« L’amour est partout, imprévisible, inexplicable, insurmontable. »

Il existe bien des manières de filmer l'amour au cinéma. Ici, le septième art ne semble qu'un prétexte, un moyen instable mais utile pour, non pas raconter l'amour, mais le montrer dans toute son authenticité. L'histoire d'un jeune homme et d'une jeune femme qui, tiraillés par leur passion amoureuse poussée à l'extrême, auront énormément de mal à survivre à la distance qui les sépare.


Un film exceptionnel qui nous fait découvrir deux personnages terriblement attachants. Le film n'évite les clichés en rien et c'est justement sa grande force. Il n'y a pas beaucoup de péripéties dans ce film, mis à part les absences et les non-dits. Les longs moments de vie quotidienne sont des petits trésors que j'ai adoré partager avec eux tant ils sont sincères. Les regards sots, les rires ridicules, les petites attentions qu'ils se font tout au long du film sont de purs moments de plaisir. Ils font référence aussi à des souvenirs personnels et ce sera le cas de beaucoup je présume. Qui n'a jamais vécu une telle passion, qui prend les tripes à ne plus pouvoir en vivre normalement ? La beauté de ces scènes d'amour d'une banalité extrême mais assumée réside dans ce réalisme exacerbé qui nous pousse à nous émouvoir d'une chaise offerte en cadeau ou d'un long regard plein d'admiration face à face. Il n'y a plus de cinéma, de film ou de musique, l'art fait place au vrai, au tangible. Leur histoire devient indubitable et indiscutable : elle devient réelle.


La deuxième partie de l'oeuvre est elle aussi époustouflante. Comment faire face à la distance, comment vivre sa vie quand elle n'est qu'une pause incessante en attendant l'autre ? Comment passer d'un quotidien, d'une présence, d'un tout à rien, un vaste désert où il faut voyager seul et recommencer son périple. Le sentiment de manque, d'abandon est omniprésent et très bien rendu. Felicity Jones est une vraie révélation, tellement gracieuse et fragile qu'on ne peut que en souffrir pour eux. Ils ont une nouvelle vie, une nouvelle personne dans leur cœur et se voient contraints de s'oublier. Cependant, et parce que l'amour est le bonheur le plus égoïste qui soit, ils se retrouveront toujours, maltraitant le cœur de ceux qui les aiment parce qu'il ne peuvent vivre l'un sans l'autre.

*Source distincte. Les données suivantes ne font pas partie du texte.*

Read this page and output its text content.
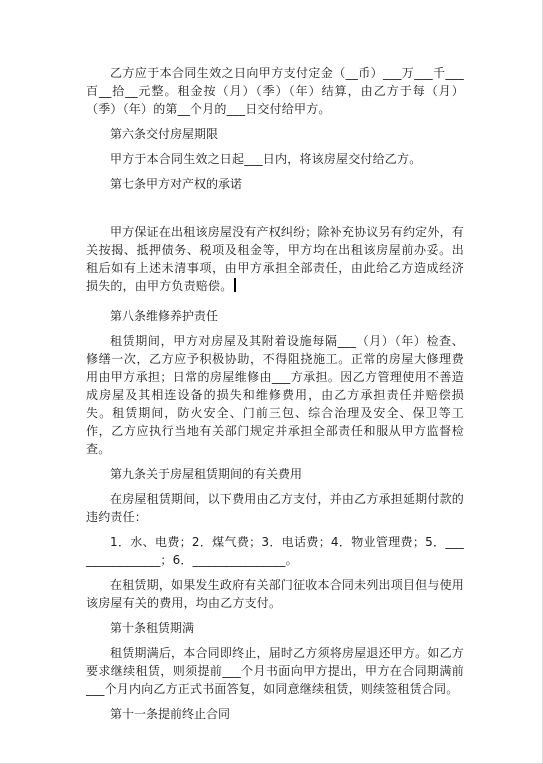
乙方应于本合同生效之日向甲方支付定金（__币）___万___千___百__拾__元整。租金按（月）（季）（年）结算，由乙方于每（月）（季）（年）的第__个月的___日交付给甲方。

第六条交付房屋期限

甲方于本合同生效之日起___日内，将该房屋交付给乙方。

第七条甲方对产权的承诺

甲方保证在出租该房屋没有产权纠纷；除补充协议另有约定外，有关按揭、抵押债务、税项及租金等，甲方均在出租该房屋前办妥。出租后如有上述未清事项，由甲方承担全部责任，由此给乙方造成经济损失的，由甲方负责赔偿。

第八条维修养护责任

租赁期间，甲方对房屋及其附着设施每隔___（月）（年）检查、修缮一次，乙方应予积极协助，不得阻挠施工。正常的房屋大修理费用由甲方承担；日常的房屋维修由___方承担。因乙方管理使用不善造成房屋及其相连设备的损失和维修费用，由乙方承担责任并赔偿损失。租赁期间，防火安全、门前三包、综合治理及安全、保卫等工作，乙方应执行当地有关部门规定并承担全部责任和服从甲方监督检查。

第九条关于房屋租赁期间的有关费用

在房屋租赁期间，以下费用由乙方支付，并由乙方承担延期付款的违约责任：

1．水、电费；2．煤气费；3．电话费；4．物业管理费；5．_______________；6．_______________。

在租赁期，如果发生政府有关部门征收本合同未列出项目但与使用该房屋有关的费用，均由乙方支付。

第十条租赁期满

租赁期满后，本合同即终止，届时乙方须将房屋退还甲方。如乙方要求继续租赁，则须提前___个月书面向甲方提出，甲方在合同期满前___个月内向乙方正式书面答复，如同意继续租赁，则续签租赁合同。

第十一条提前终止合同
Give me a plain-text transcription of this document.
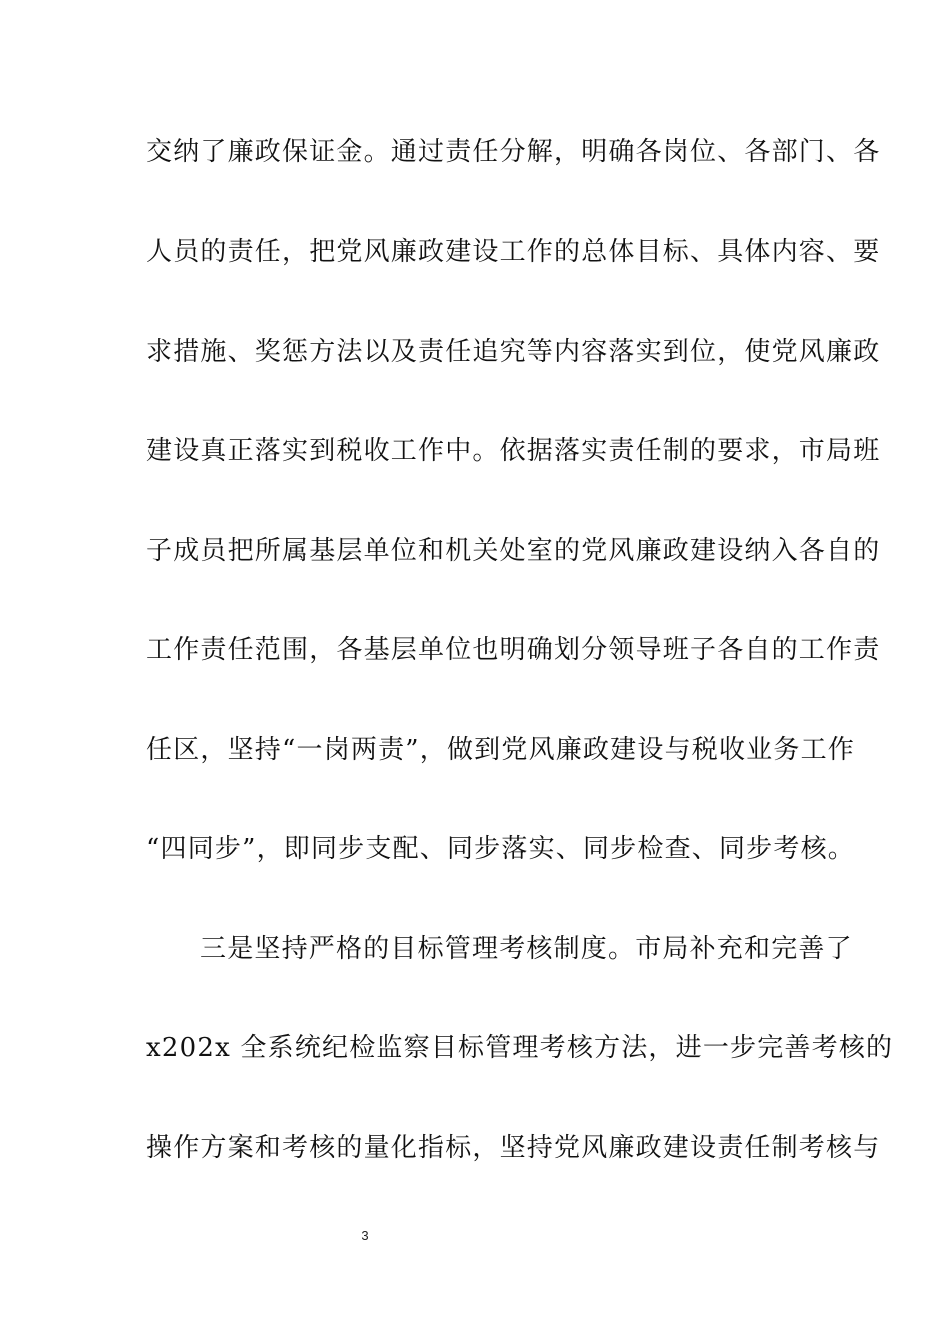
交纳了廉政保证金。通过责任分解，明确各岗位、各部门、各
人员的责任，把党风廉政建设工作的总体目标、具体内容、要
求措施、奖惩方法以及责任追究等内容落实到位，使党风廉政
建设真正落实到税收工作中。依据落实责任制的要求，市局班
子成员把所属基层单位和机关处室的党风廉政建设纳入各自的
工作责任范围，各基层单位也明确划分领导班子各自的工作责
任区，坚持“一岗两责”，做到党风廉政建设与税收业务工作
“四同步”，即同步支配、同步落实、同步检查、同步考核。
三是坚持严格的目标管理考核制度。市局补充和完善了
x202x 全系统纪检监察目标管理考核方法，进一步完善考核的
操作方案和考核的量化指标，坚持党风廉政建设责任制考核与
3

La scène de fin est extraordinaire et chacun peut y voir ce qu'il a envie d'y voir puisque le film se termine sans qu'on sache quoique ce soit de leur avenir. Ils se retrouvent, libres et endurcis par leur vie, sous la douche. Comme deux étrangers, ils ont du mal à se confier l'un à l'autre, à s'habituer à nouveau. Osant à peine se toucher, ils vont se rappeler tour à tour de quelques souvenirs partagés. La scène est très forte et très intense parce qu'ils n'échangent quasiment aucun sourire. Ils s'enlacent, un peu plus, timidement, puis s'agrippent, comme si ils sentaient que leur détachement était finalement une fatalité. Elle n'est plus à lui et il n'est plus à elle, on ne peut raviver une passion qui est morte quand l'innocence d'un amour s'est consumée. Elle quitte la douche. C'est la fin de leur histoire. Ils ne sont plus les mêmes. Quelque chose a changé.


Cette critique est uniquement ou presque basée sur l'histoire et non la réalisation, tout simplement parce que c'est une telle claque dans la figure qu'il m'est impossible de juger quoique ce soit avec un minimum d'objectivité. Je comprends qu'on puisse trouver des points négatifs dans ce film, mais l'amour, c'est tellement ça et c'est tellement ce que j'ai envie de vivre quand je regarde un film et quand il se termine. Quelle tristesse et quelle joie à la fois...


Je repense à cette scène de fin et je me dis que c'est une des plus belles que j'ai pu voir dans ma vie. Si simple et pourtant si poignante... Elle glace le sang comme elle percute. Deux mois plus tard, je me sens toujours autant amoureux de ce film et je pourrais le défendre avec la même ferveur et les mêmes sentiments. La plus grande histoire d'amour moderne, pour moi, et pourtant une des plus simples...
L'amour qui blesse autant qu'il façonne, c'est vieux comme le monde...


Je note souvent mes œuvres en suivant mon amour pour la réalisation, la bande-son, le jeu des comédiens et tout un tas de critères bien précis. Je me laisse bien évidemment aller mais tout ça reste toujours en ligne de mire. C'est sûrement le seul film où ma note n'est régie que par une seule cause : l'émotion.